人生いかに生きるか

 私は何だか流されるままにここまできてしまった。

 小学校、中学校はリーダー的存在に祭り上げられて結構地域で有名だったけど、高校生になってそういうのにもちょっと疲れて、アメリカに留学して、大学は留学中にスペイン人と仲良くなったからスペイン語専攻して、でも就職は全然関係ない保険会社。スペイン語が役立ったのは白水社で辞書編修のバイトが出来た事くらいか???キューバ大使のスペイン語通訳のバイトをして、SPに張り付かれてほとほと疲れてスペイン語の仕事はしたくないなあと思った。大学時代わかったのは自分にシステムをインプットするのが好きなんだってことでした。

 で沢山恋愛して、何度か結婚をして、最終的に今の夫で落ち着いて、家を買ってもらい、薔薇を育て、一昨年から人形を作りハジメ、昨年からはパートに出ているという現在。

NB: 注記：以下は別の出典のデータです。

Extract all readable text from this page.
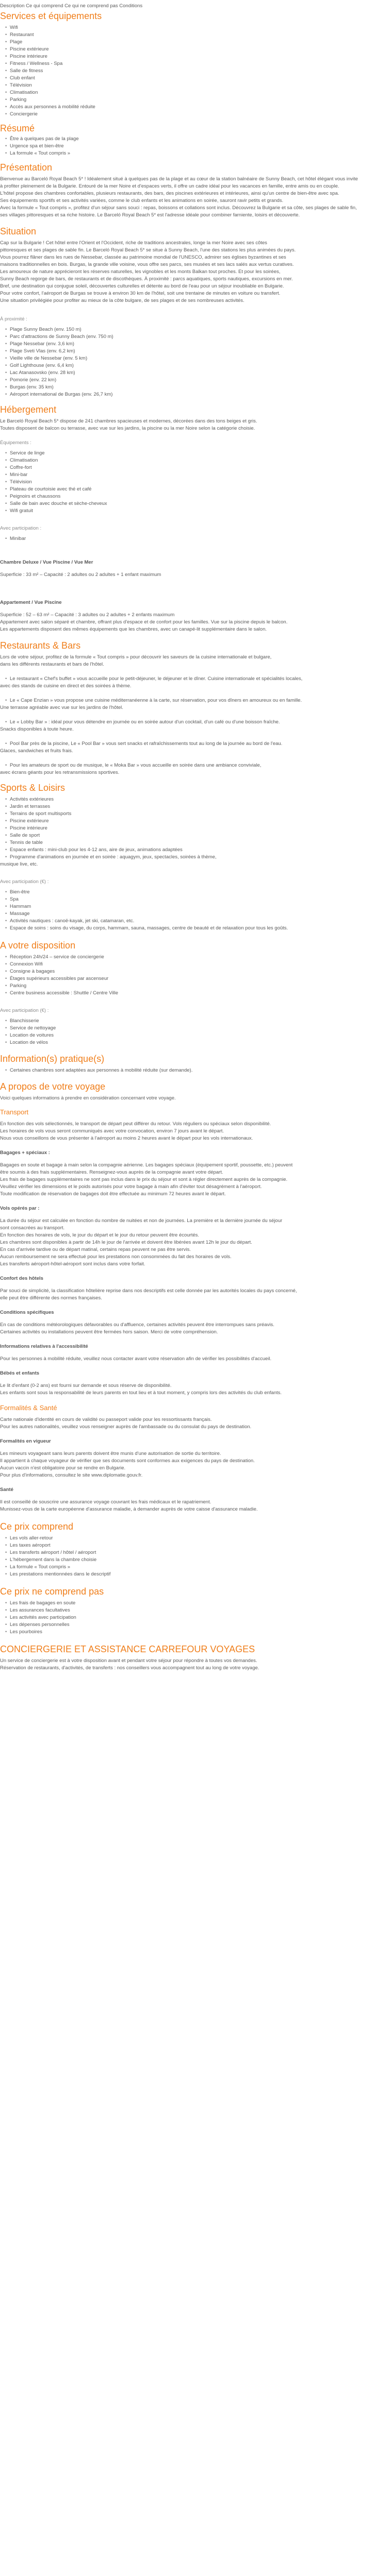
Description Ce qui comprend Ce qui ne comprend pas Conditions
Services et équipements
• Wifi
• Restaurant
• Plage
• Piscine extérieure
• Piscine intérieure
• Fitness / Wellness - Spa
• Salle de fitness
• Club enfant
• Télévision
• Climatisation
• Parking
• Accès aux personnes à mobilité réduite
• Conciergerie
Résumé
• Être à quelques pas de la plage
• Urgence spa et bien-être
• La formule « Tout compris »
Présentation
Bienvenue au Barceló Royal Beach 5* ! Idéalement situé à quelques pas de la plage et au cœur de la station balnéaire de Sunny Beach, cet hôtel élégant vous invite
à profiter pleinement de la Bulgarie. Entouré de la mer Noire et d'espaces verts, il offre un cadre idéal pour les vacances en famille, entre amis ou en couple.
L'hôtel propose des chambres confortables, plusieurs restaurants, des bars, des piscines extérieures et intérieures, ainsi qu'un centre de bien-être avec spa.
Ses équipements sportifs et ses activités variées, comme le club enfants et les animations en soirée, sauront ravir petits et grands.
Avec la formule « Tout compris », profitez d'un séjour sans souci : repas, boissons et collations sont inclus. Découvrez la Bulgarie et sa côte, ses plages de sable fin,
ses villages pittoresques et sa riche histoire. Le Barceló Royal Beach 5* est l'adresse idéale pour combiner farniente, loisirs et découverte.
Situation
Cap sur la Bulgarie ! Cet hôtel entre l'Orient et l'Occident, riche de traditions ancestrales, longe la mer Noire avec ses côtes
pittoresques et ses plages de sable fin. Le Barceló Royal Beach 5* se situe à Sunny Beach, l'une des stations les plus animées du pays.
Vous pourrez flâner dans les rues de Nessebar, classée au patrimoine mondial de l'UNESCO, admirer ses églises byzantines et ses
maisons traditionnelles en bois. Burgas, la grande ville voisine, vous offre ses parcs, ses musées et ses lacs salés aux vertus curatives.
Les amoureux de nature apprécieront les réserves naturelles, les vignobles et les monts Balkan tout proches. Et pour les soirées,
Sunny Beach regorge de bars, de restaurants et de discothèques. À proximité : parcs aquatiques, sports nautiques, excursions en mer.
Bref, une destination qui conjugue soleil, découvertes culturelles et détente au bord de l'eau pour un séjour inoubliable en Bulgarie.
Pour votre confort, l'aéroport de Burgas se trouve à environ 30 km de l'hôtel, soit une trentaine de minutes en voiture ou transfert.
Une situation privilégiée pour profiter au mieux de la côte bulgare, de ses plages et de ses nombreuses activités.
À proximité :
• Plage Sunny Beach (env. 150 m)
• Parc d'attractions de Sunny Beach (env. 750 m)
• Plage Nessebar (env. 3,6 km)
• Plage Sveti Vlas (env. 6,2 km)
• Vieille ville de Nessebar (env. 5 km)
• Golf Lighthouse (env. 6,4 km)
• Lac Atanasovsko (env. 28 km)
• Pomorie (env. 22 km)
• Burgas (env. 35 km)
• Aéroport international de Burgas (env. 26,7 km)
Hébergement
Le Barceló Royal Beach 5* dispose de 241 chambres spacieuses et modernes, décorées dans des tons beiges et gris.
Toutes disposent de balcon ou terrasse, avec vue sur les jardins, la piscine ou la mer Noire selon la catégorie choisie.
Équipements :
• Service de linge
• Climatisation
• Coffre-fort
• Mini-bar
• Télévision
• Plateau de courtoisie avec thé et café
• Peignoirs et chaussons
• Salle de bain avec douche et sèche-cheveux
• Wifi gratuit
Avec participation :
• Minibar
Chambre Deluxe / Vue Piscine / Vue Mer
Superficie : 33 m² – Capacité : 2 adultes ou 2 adultes + 1 enfant maximum
Appartement / Vue Piscine
Superficie : 52 – 63 m² – Capacité : 3 adultes ou 2 adultes + 2 enfants maximum
Appartement avec salon séparé et chambre, offrant plus d'espace et de confort pour les familles. Vue sur la piscine depuis le balcon.
Les appartements disposent des mêmes équipements que les chambres, avec un canapé-lit supplémentaire dans le salon.
Restaurants & Bars
Lors de votre séjour, profitez de la formule « Tout compris » pour découvrir les saveurs de la cuisine internationale et bulgare,
dans les différents restaurants et bars de l'hôtel.
• Le restaurant « Chef's buffet » vous accueille pour le petit-déjeuner, le déjeuner et le dîner. Cuisine internationale et spécialités locales,
avec des stands de cuisine en direct et des soirées à thème.
• Le « Cape Enzian » vous propose une cuisine méditerranéenne à la carte, sur réservation, pour vos dîners en amoureux ou en famille.
Une terrasse agréable avec vue sur les jardins de l'hôtel.
• Le « Lobby Bar » : idéal pour vous détendre en journée ou en soirée autour d'un cocktail, d'un café ou d'une boisson fraîche.
Snacks disponibles à toute heure.
• Pool Bar près de la piscine, Le « Pool Bar » vous sert snacks et rafraîchissements tout au long de la journée au bord de l'eau.
Glaces, sandwiches et fruits frais.
• Pour les amateurs de sport ou de musique, le « Moka Bar » vous accueille en soirée dans une ambiance conviviale,
avec écrans géants pour les retransmissions sportives.
Sports & Loisirs
• Activités extérieures
• Jardin et terrasses
• Terrains de sport multisports
• Piscine extérieure
• Piscine intérieure
• Salle de sport
• Tennis de table
• Espace enfants : mini-club pour les 4-12 ans, aire de jeux, animations adaptées
• Programme d'animations en journée et en soirée : aquagym, jeux, spectacles, soirées à thème,
musique live, etc.
Avec participation (€) :
• Bien-être
• Spa
• Hammam
• Massage
• Activités nautiques : canoë-kayak, jet ski, catamaran, etc.
• Espace de soins : soins du visage, du corps, hammam, sauna, massages, centre de beauté et de relaxation pour tous les goûts.
A votre disposition
• Réception 24h/24 – service de conciergerie
• Connexion Wifi
• Consigne à bagages
• Étages supérieurs accessibles par ascenseur
• Parking
• Centre business accessible : Shuttle / Centre Ville
Avec participation (€) :
• Blanchisserie
• Service de nettoyage
• Location de voitures
• Location de vélos
Information(s) pratique(s)
• Certaines chambres sont adaptées aux personnes à mobilité réduite (sur demande).
A propos de votre voyage
Voici quelques informations à prendre en considération concernant votre voyage.
Transport
En fonction des vols sélectionnés, le transport de départ peut différer du retour. Vols réguliers ou spéciaux selon disponibilité.
Les horaires de vols vous seront communiqués avec votre convocation, environ 7 jours avant le départ.
Nous vous conseillons de vous présenter à l'aéroport au moins 2 heures avant le départ pour les vols internationaux.
Bagages + spéciaux :
Bagages en soute et bagage à main selon la compagnie aérienne. Les bagages spéciaux (équipement sportif, poussette, etc.) peuvent
être soumis à des frais supplémentaires. Renseignez-vous auprès de la compagnie avant votre départ.
Les frais de bagages supplémentaires ne sont pas inclus dans le prix du séjour et sont à régler directement auprès de la compagnie.
Veuillez vérifier les dimensions et le poids autorisés pour votre bagage à main afin d'éviter tout désagrément à l'aéroport.
Toute modification de réservation de bagages doit être effectuée au minimum 72 heures avant le départ.
Vols opérés par :
La durée du séjour est calculée en fonction du nombre de nuitées et non de journées. La première et la dernière journée du séjour
sont consacrées au transport.
En fonction des horaires de vols, le jour du départ et le jour du retour peuvent être écourtés.
Les chambres sont disponibles à partir de 14h le jour de l'arrivée et doivent être libérées avant 12h le jour du départ.
En cas d'arrivée tardive ou de départ matinal, certains repas peuvent ne pas être servis.
Aucun remboursement ne sera effectué pour les prestations non consommées du fait des horaires de vols.
Les transferts aéroport-hôtel-aéroport sont inclus dans votre forfait.
Confort des hôtels
Par souci de simplicité, la classification hôtelière reprise dans nos descriptifs est celle donnée par les autorités locales du pays concerné,
elle peut être différente des normes françaises.
Conditions spécifiques
En cas de conditions météorologiques défavorables ou d'affluence, certaines activités peuvent être interrompues sans préavis.
Certaines activités ou installations peuvent être fermées hors saison. Merci de votre compréhension.
Informations relatives à l'accessibilité
Pour les personnes à mobilité réduite, veuillez nous contacter avant votre réservation afin de vérifier les possibilités d'accueil.
Bébés et enfants
Le lit d'enfant (0-2 ans) est fourni sur demande et sous réserve de disponibilité.
Les enfants sont sous la responsabilité de leurs parents en tout lieu et à tout moment, y compris lors des activités du club enfants.
Formalités & Santé
Carte nationale d'identité en cours de validité ou passeport valide pour les ressortissants français.
Pour les autres nationalités, veuillez vous renseigner auprès de l'ambassade ou du consulat du pays de destination.
Formalités en vigueur
Les mineurs voyageant sans leurs parents doivent être munis d'une autorisation de sortie du territoire.
Il appartient à chaque voyageur de vérifier que ses documents sont conformes aux exigences du pays de destination.
Aucun vaccin n'est obligatoire pour se rendre en Bulgarie.
Pour plus d'informations, consultez le site www.diplomatie.gouv.fr.
Santé
Il est conseillé de souscrire une assurance voyage couvrant les frais médicaux et le rapatriement.
Munissez-vous de la carte européenne d'assurance maladie, à demander auprès de votre caisse d'assurance maladie.
Ce prix comprend
• Les vols aller-retour
• Les taxes aéroport
• Les transferts aéroport / hôtel / aéroport
• L'hébergement dans la chambre choisie
• La formule « Tout compris »
• Les prestations mentionnées dans le descriptif
Ce prix ne comprend pas
• Les frais de bagages en soute
• Les assurances facultatives
• Les activités avec participation
• Les dépenses personnelles
• Les pourboires
CONCIERGERIE ET ASSISTANCE CARREFOUR VOYAGES
Un service de conciergerie est à votre disposition avant et pendant votre séjour pour répondre à toutes vos demandes.
Réservation de restaurants, d'activités, de transferts : nos conseillers vous accompagnent tout au long de votre voyage.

 親に出してもらった教育費考えると全くモト取れてません。

 でも、あるときにみたビジョンは全部実現しているのですよ。
 高校生の頃みた「スーツ着て銀座通りをさっそうと歩く仕事をしている自分」のイメージは保険会社にいるときその通りになったし、子どもの頃からの「花一杯の家に住む」ってのもほぼ実現しています。
 「夫と子供と暮らす」というのも実現しました。

 これから実現したいのは「私のオリジナルの人形で収入を得る」「人前で話をする」「本を出す」位ですかねえ。

 やっぱりウチの夫も、私が薔薇や人形にはまっているのを見ると「何のために???」と困惑しています。
「だって面白いんだもん」ってことでおわらせていますが。

 私の亡くなった父がやはり面白い事しかしない人で、お金もうけが下手な人間でしたが、父の葬儀にびっくりする程たくさんの人が来てくれて、なかにはその分野で有名な方もかなりいたので、夫が父の事を凄く見直してくれたみたいなのが嬉しかったです。

 ジャックマイヨールが自殺したときに、夫が「黒爺(父のあだな)が死んじゃったからつまんなくなっちゃったんじゃないの」って言ってくれて、父と、そのまわりの人の事わかってくれたんだなあと凄く嬉しかったのを覚えています。
(ジャックと父は数十年来の友人だったのです。)
 
 庶民の暮らしを学ぶって事が今生の私のテーマだと子供の頃感じたので、一生庶民で終わるとおもいますが、庶民の満足とか、幸せとかそういうものを追求できればいいなあと思っています。